Department of Genetics, Stanford University School of Medicine, Stanford, CA 94304, USA.
Interdisciplinary Research Center on Biology and Chemistry, Shanghai Institute of Organic Chemistry, Chinese Academy of Sciences, Shanghai 200032, China.
Bioinformatics. 2022 Jan 3;38(2):568-569. doi: 10.1093/bioinformatics/btab583.

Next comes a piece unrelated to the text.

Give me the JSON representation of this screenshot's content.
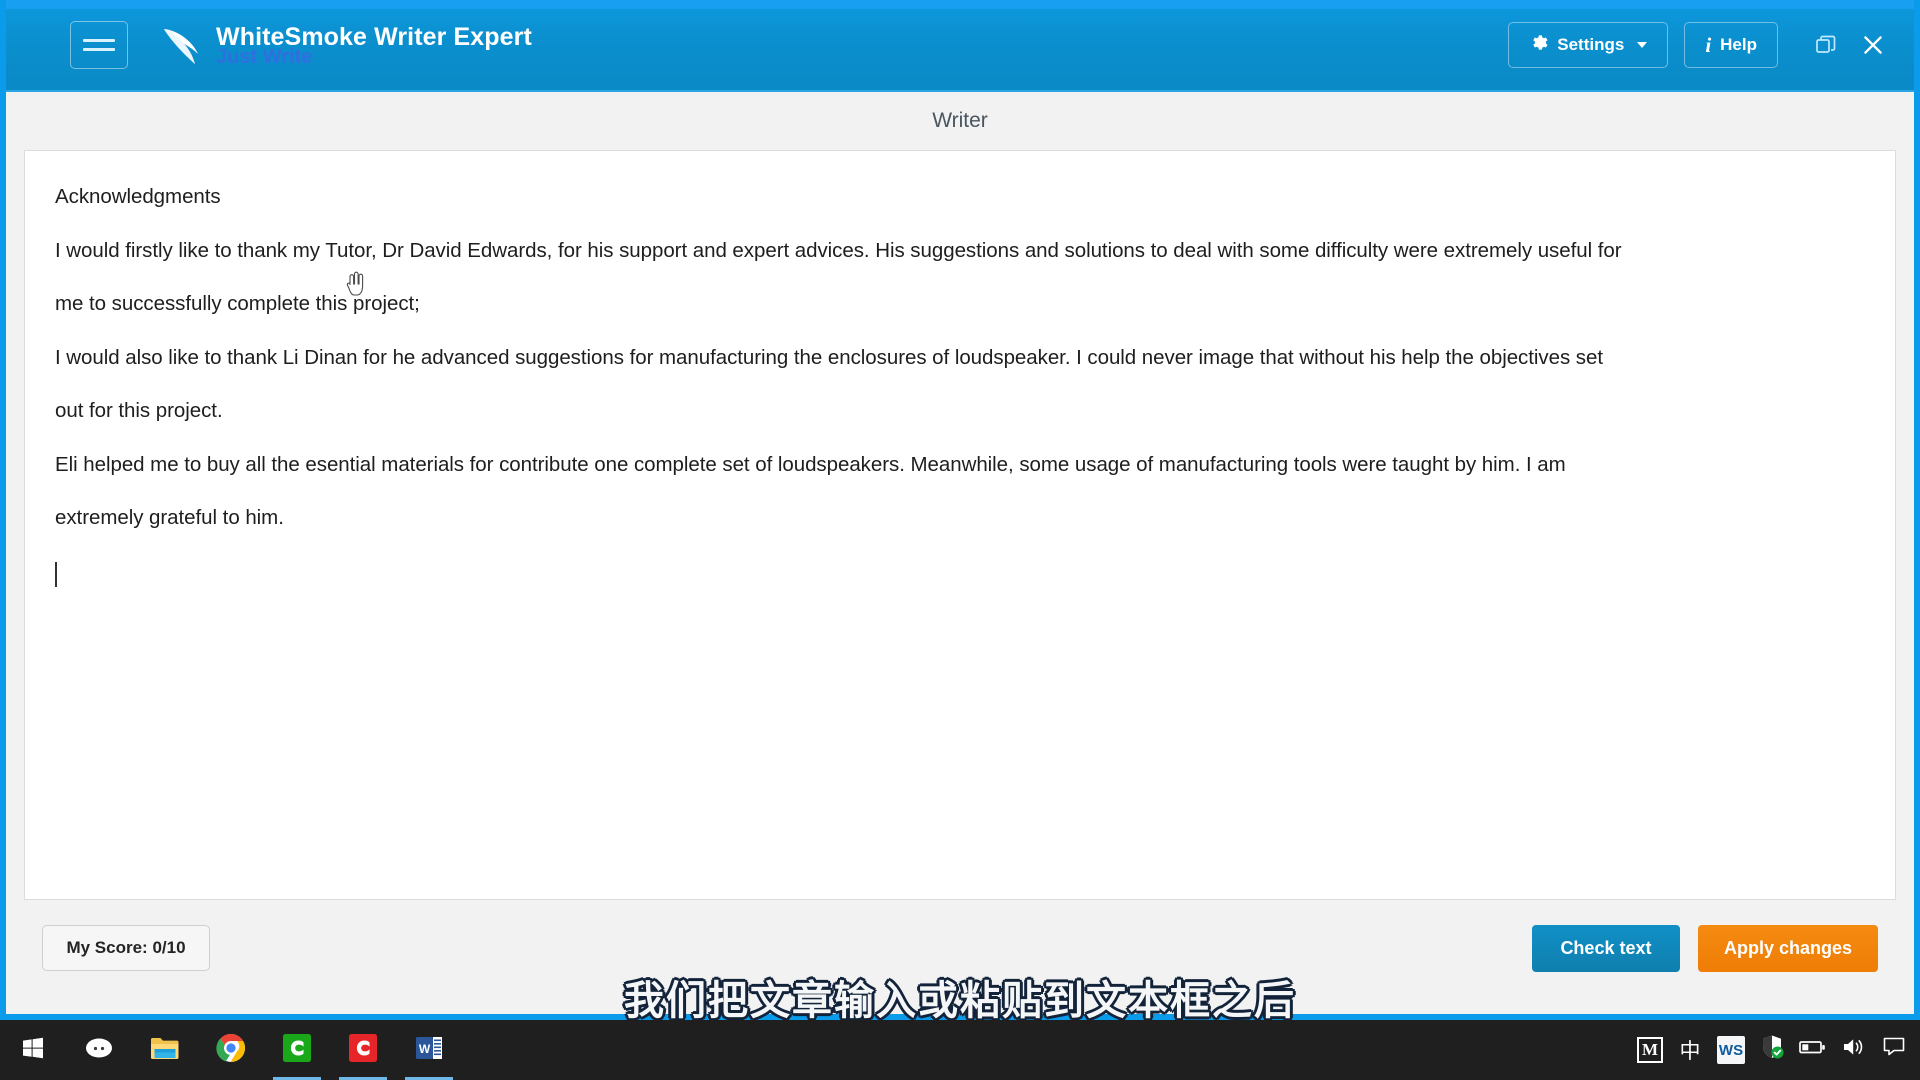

Accurate and efficient compound annotation is a long-standing challenge for LC-MS-based data (e.g. untargeted metabolomics and exposomics). Substantial efforts have been devoted to overcoming this obstacle, whereas current tools are limited by the sources of spectral information used (in-house and public databases) and are not automated and streamlined. Therefore, we developed metID, an R package that combines information from all major databases for comprehensive and streamlined compound annotation. metID is a flexible, simple and powerful tool that can be installed on all platforms, allowing the compound annotation process to be fully automatic and reproducible. A detailed tutorial and a case study are provided in Supplementary Materials.
https://jaspershen.github.io/metID.
Supplementary data are available at Bioinformatics online.
基于 LC-MS 的数据(例如非靶向代谢组学和暴露组学)的准确、高效的化合物注释是一个长期存在的挑战。人们已经做出了大量努力来克服这一障碍,但是目前的工具受到所使用的光谱信息源(内部和公共数据库)的限制,并且没有实现自动化和流程化。因此,我们开发了 metID,这是一个 R 包,它结合了所有主要数据库的信息,用于全面、流程化的化合物注释。metID 是一个灵活、简单且强大的工具,可以在所有平台上安装,允许化合物注释过程完全自动化和可重复。在补充材料中提供了详细的教程和案例研究。
https://jaspershen.github.io/metID。
补充数据可在 Bioinformatics 在线获得。